In order to curtail this issue, researchers from Imperial College London suggested a technique that could detect copyrighted data used for AI training. This mechanism is detailed in a paper posted on arXiv. According to TechXplore, the team took inspiration from early 20th-century map makers, who intentionally inserted fictitious places into their maps in order to spot illegal copies. Accordingly, they suggested the addition of “copyright traps” into the original copyrighted text, so that it could later be detected when it shows up on the trained LLM’s output, proving illegal use. This is best fitting for online content, where the copyright trap could be hidden from the user but still likely to be picked up by a data scraper.
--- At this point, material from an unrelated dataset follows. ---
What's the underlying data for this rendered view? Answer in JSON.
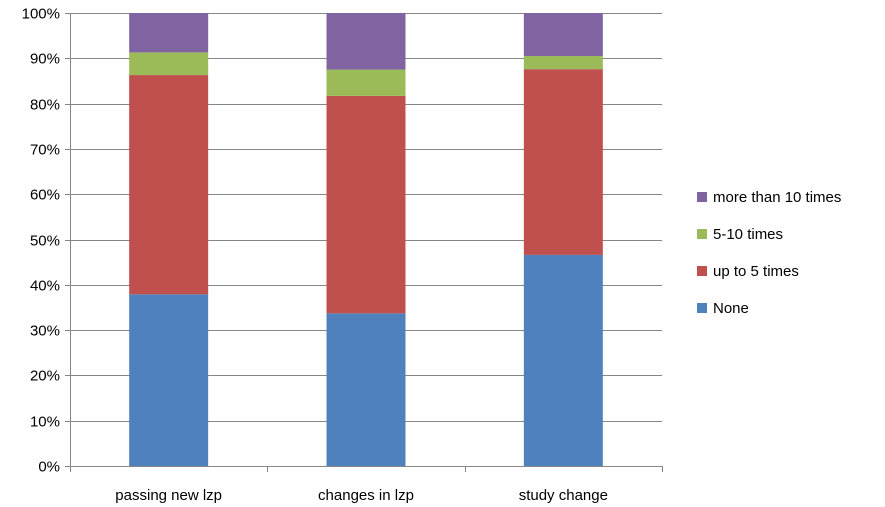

However, the team explains that it is still possible for developers to avoid detection by creating ways to remove these traps. Therefore, they suggest varying traps and implanting them across many articles. They explain that removing all of them is likely to pose a significant challenge for developers, making it easier for creators to see when their data has been used without permission.

This “paper towns” theory was validated in a successful experiment the researchers conducted along with a team in France, that involved developing their own LLM and injecting numerous copyright traps into its training set.

The researchers hope that this research will incentivize LLM developers to be more transparent with the data they use for training, something they are currently reluctant to do. They believe that this way, authors who unknowingly contribute to LLM training will be properly compensated for their original work.